Copper Roof Key To Beautiful, Low Maintenance Exterior
August 2007 • Metal Home Digest
By Krista Hovis, Associate Editor
Mike and Kum Su Tweddle are world travelers and wanted a home that would showcase their extensive art collection and reflect influences from some of their favorite destinations. They wanted to take advantage of the scenery at the lakeside location, which includes a heron rookery island and egrets nesting in the nearby trees. One of the most important requirements of the home, however, was all exterior materials had to be low maintenance.
As the firm designs 15-20 residential projects per year, it had plenty of experience to draw from. Many of those projects use specialty metal roofing on canopy and turret areas because of the durability and versatility metal offers. However, DesRosiers Architects had never designed a home where the entire roof was metal. Still, the home was being designed with an oriental flair that suited tile or shake roofing, and since more traditional versions of those roofing styles tend to require quite a bit of maintenance, metal was definitely the best option.
The final plans called for a stepped Bermuda profile to cover the low-slope, hipped roof design. Copper was the material of choice for the panels to give the roof added architectural interest. “Since the entrance is elevated, the roof is the first thing you see,” explained DesRosiers. The homeowners were happy about the selection of copper because they viewed it as a “lifetime” material that has a timeless look and will patina naturally. It’s also a very earthy material that seamlessly fits into the environment.

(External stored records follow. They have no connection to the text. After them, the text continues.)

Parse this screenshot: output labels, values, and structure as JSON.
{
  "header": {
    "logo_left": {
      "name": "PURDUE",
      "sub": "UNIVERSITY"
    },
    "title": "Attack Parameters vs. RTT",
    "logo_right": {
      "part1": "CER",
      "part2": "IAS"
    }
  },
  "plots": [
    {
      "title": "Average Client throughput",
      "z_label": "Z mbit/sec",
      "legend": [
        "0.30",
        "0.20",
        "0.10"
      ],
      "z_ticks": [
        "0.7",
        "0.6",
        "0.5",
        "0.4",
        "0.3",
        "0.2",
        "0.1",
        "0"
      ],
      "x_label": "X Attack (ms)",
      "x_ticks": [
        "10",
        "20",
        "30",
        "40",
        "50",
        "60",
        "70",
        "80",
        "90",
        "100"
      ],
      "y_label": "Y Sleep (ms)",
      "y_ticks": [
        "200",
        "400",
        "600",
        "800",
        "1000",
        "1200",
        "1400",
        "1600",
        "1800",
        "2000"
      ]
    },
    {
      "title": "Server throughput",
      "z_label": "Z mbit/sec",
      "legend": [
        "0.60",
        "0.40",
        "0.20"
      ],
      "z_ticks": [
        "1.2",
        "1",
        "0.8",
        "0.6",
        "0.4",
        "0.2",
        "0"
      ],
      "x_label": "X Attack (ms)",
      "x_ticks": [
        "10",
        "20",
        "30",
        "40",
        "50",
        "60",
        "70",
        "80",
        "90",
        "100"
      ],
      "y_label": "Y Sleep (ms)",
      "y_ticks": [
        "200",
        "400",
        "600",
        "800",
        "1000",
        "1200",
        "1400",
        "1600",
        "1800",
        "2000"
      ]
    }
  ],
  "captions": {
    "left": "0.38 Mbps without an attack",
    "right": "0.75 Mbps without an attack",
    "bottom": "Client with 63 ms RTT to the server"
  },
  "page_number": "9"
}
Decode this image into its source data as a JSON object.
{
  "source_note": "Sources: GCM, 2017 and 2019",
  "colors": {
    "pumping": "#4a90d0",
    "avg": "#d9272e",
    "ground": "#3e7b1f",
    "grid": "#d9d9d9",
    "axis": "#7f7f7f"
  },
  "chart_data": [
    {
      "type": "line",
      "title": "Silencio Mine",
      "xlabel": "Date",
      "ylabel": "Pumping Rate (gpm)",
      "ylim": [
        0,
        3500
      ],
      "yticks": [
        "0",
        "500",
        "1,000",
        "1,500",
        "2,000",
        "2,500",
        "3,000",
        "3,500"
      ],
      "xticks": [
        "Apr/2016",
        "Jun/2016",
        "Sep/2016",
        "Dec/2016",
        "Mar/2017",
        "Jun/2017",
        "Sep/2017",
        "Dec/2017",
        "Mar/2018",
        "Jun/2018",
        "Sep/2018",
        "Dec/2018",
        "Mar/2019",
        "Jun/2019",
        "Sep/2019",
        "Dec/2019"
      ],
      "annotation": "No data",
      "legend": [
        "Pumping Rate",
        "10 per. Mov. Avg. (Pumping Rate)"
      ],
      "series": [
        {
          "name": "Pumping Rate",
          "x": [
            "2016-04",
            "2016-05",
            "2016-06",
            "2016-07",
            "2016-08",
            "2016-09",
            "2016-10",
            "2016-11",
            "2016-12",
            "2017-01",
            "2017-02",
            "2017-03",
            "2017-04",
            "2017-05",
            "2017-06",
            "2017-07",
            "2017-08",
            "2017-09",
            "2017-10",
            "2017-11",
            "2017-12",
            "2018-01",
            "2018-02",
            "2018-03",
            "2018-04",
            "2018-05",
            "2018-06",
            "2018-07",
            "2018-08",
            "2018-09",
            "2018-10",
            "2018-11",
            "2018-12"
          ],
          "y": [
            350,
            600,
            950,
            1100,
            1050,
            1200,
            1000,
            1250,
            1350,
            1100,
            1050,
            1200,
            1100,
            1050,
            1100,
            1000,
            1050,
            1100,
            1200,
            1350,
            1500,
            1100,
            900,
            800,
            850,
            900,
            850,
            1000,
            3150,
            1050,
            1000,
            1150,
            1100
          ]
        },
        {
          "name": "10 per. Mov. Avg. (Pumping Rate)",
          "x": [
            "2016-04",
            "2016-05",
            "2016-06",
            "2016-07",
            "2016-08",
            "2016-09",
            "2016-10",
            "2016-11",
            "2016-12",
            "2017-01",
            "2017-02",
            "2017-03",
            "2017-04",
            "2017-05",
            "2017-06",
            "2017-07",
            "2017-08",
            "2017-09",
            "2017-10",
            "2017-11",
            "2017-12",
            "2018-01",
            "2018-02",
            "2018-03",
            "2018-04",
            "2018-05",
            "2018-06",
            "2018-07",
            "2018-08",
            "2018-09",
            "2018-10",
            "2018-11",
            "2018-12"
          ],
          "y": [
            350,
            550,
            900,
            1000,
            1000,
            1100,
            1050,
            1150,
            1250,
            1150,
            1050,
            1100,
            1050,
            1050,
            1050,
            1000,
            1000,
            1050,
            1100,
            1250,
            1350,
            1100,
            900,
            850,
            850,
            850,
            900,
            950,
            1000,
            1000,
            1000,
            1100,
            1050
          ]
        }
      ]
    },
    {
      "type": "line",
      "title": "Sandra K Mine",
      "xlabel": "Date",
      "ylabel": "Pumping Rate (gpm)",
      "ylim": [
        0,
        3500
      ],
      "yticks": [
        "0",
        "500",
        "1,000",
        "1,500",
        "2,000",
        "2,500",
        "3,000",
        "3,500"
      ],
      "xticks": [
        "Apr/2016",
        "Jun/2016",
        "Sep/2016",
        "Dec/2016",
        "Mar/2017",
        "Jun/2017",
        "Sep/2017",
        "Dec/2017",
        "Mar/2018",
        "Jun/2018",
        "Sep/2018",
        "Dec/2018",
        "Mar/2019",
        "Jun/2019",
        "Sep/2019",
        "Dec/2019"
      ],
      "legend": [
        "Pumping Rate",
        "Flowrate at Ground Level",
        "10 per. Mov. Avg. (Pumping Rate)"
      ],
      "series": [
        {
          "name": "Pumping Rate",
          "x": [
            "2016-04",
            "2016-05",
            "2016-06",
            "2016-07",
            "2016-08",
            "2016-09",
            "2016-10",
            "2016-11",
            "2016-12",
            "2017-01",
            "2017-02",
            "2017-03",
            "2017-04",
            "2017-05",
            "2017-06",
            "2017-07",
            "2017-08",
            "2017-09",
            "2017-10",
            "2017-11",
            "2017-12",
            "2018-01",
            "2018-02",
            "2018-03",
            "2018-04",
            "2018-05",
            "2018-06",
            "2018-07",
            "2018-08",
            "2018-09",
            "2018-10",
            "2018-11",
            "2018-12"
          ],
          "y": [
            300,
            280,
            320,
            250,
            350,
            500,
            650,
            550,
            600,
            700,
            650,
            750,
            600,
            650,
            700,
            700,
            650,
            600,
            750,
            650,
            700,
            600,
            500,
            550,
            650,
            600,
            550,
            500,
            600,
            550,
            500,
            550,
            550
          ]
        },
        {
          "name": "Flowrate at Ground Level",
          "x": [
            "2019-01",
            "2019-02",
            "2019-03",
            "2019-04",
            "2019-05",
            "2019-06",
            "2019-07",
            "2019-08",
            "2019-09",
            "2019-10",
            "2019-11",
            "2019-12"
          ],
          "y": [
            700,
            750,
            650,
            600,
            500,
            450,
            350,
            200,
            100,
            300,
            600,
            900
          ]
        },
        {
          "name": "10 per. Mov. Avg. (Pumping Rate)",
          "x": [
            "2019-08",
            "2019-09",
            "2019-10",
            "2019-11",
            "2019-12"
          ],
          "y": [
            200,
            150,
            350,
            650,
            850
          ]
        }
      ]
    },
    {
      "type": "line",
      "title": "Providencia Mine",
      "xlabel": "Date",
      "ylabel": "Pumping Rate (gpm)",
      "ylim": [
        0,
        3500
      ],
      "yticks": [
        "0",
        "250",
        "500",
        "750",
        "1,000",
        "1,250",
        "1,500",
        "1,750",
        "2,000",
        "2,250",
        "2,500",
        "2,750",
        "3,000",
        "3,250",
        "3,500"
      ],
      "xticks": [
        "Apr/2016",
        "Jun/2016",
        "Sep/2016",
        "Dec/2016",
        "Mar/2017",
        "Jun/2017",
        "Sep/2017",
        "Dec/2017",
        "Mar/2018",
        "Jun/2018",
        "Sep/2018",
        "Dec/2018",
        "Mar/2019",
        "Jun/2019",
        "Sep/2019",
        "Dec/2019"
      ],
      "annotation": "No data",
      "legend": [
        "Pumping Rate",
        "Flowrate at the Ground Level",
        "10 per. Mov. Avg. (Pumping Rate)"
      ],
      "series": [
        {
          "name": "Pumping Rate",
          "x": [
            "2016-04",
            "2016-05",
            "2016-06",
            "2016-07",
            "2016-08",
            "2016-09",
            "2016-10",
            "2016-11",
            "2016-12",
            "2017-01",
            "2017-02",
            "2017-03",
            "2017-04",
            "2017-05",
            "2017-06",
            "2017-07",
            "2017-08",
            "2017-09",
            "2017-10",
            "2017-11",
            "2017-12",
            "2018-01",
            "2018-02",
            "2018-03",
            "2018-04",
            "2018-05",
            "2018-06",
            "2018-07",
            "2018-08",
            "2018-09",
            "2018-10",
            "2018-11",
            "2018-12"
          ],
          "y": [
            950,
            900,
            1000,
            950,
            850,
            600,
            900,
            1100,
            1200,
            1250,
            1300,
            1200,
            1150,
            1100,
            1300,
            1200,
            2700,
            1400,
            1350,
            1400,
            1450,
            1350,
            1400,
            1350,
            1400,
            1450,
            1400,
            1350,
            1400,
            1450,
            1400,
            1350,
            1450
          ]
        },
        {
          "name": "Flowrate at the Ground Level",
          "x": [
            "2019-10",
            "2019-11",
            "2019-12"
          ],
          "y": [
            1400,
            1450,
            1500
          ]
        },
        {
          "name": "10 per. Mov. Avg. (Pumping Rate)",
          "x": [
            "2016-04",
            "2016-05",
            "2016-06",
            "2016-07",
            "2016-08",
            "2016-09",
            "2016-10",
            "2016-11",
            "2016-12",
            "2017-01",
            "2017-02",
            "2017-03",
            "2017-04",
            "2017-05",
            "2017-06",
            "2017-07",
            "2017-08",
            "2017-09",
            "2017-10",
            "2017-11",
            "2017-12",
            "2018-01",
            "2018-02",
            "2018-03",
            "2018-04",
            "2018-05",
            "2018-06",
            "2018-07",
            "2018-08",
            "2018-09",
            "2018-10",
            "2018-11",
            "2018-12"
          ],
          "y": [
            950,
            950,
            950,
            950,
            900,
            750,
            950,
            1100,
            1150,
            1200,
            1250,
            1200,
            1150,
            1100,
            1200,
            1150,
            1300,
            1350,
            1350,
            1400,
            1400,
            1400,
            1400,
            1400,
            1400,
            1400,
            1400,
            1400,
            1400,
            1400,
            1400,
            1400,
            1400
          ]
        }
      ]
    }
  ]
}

Because of the unique size of the panels required for the Frank Lloyd Wright-inspired roof, DesRosiers was having difficulty finding factory-formed panels that would meet the design needs. Luckily, previous experience told DesRosiers that he could count on Allen Brothers, Inc. of Rochester Hills, MI. The roofing contractor has been installing roofs for over 50 years and uses metal on 20% of its residential projects. In addition to installing pre-formed metal panels, the contractor has the ability to custom rollform its own panels — which was required for this project.
Allen Brothers purchased a Bermuda Roller for its New Tech Machinery rollformer specifically for the Tweddle home. To accommodate the 2′-wide stepped roof panels with a 2″ up leg, the contractor had to special order oversized copper coil from Revere Copper Products in a 27-1/2″ width. The 3/4 hard, 20 oz. copper panels were formed to length up to 36′. Longer panels required the use of expansion joints. Over 8,400 sq. ft. of the panels were installed on the 4:12 pitched roof. The underlying decking consisted of 1/2″ plywood and 2″ x 2″ batten supports to create the steps.
For watertightness, the panels around the chimney were soldered. Flashings were installed prior to the wall materials. A special ridge vent with a custom filter was fabricated by Allen Brothers for proper air flow.
Rather than a plain, wrapped copper fascia, the Tweddles wanted something as intricately detailed as the rest of the home. DesRosiers researched various solutions and found an Art Deco-patterned stamped panel from W.F. Norman. The artistic copper accent provided additional architectural interest.
Other natural materials were utilized on the exterior to complement the copper roofing. These included oiled bronze window frames, split-face Fond du Lac limestone, 3″ smooth limestone bands and black slate. Even the radiant-heated driveway features all-natural materials—300-year-old stones recovered from Chinese villages affected by flooding from the Three Gorges Dam project.
Finished Home An Artistic Showpiece…
Construction on the house began in January 2002. It was completed in July 2003 at a cost of $4.2 million. The dramatic design, open floorplan and breathtaking views exceeded the clients’ expectations, and the home won six design awards in Michigan. It has 5,000 sq. ft. main level and 3,000 sq. ft. walk-out lower level. Cantilevered rooms feature 11′ floor-to-ceiling glass for panoramic views of Island Lake from all living areas. The open floor plan with limited halls includes four bedroom suites, with the master suite being on the main level.
The same natural materials theme utilized on the exterior was carried through to the interior of the home. Mountain Green Tunas granite, dark mahogany and limestone give a nod to the environment while providing warmth throughout the house. Painted wood screens, bronze sculptures from well-known artists and a variety of cranes—considered the “bird of happiness”—are examples of the artwork that decorate the interior. Other pieces are displayed in custom-created cabinetry found in nearly every room.
However, metal is found in places other than just the artwork. A custom brass rail system was utilized throughout the house. It has no exposed fasteners and is held together by high-strength, permanent magnets. Illuminating many of the rooms are iron hanging light fixtures from Paris. The formal dining room table is what DesRosiers called an “artistic iron sculpture capped in glass”.
All of the materials harmoniously worked together to create the low maintenance, artistic showpiece the Tweddles envisioned. The large, copper roof played a critical role in achieving the design goals and serving as a low maintenance, permanent roofing solution.
Mosher, Dolan, Cataldo & Kelly of Birmingham, MI was the general contractor for this project.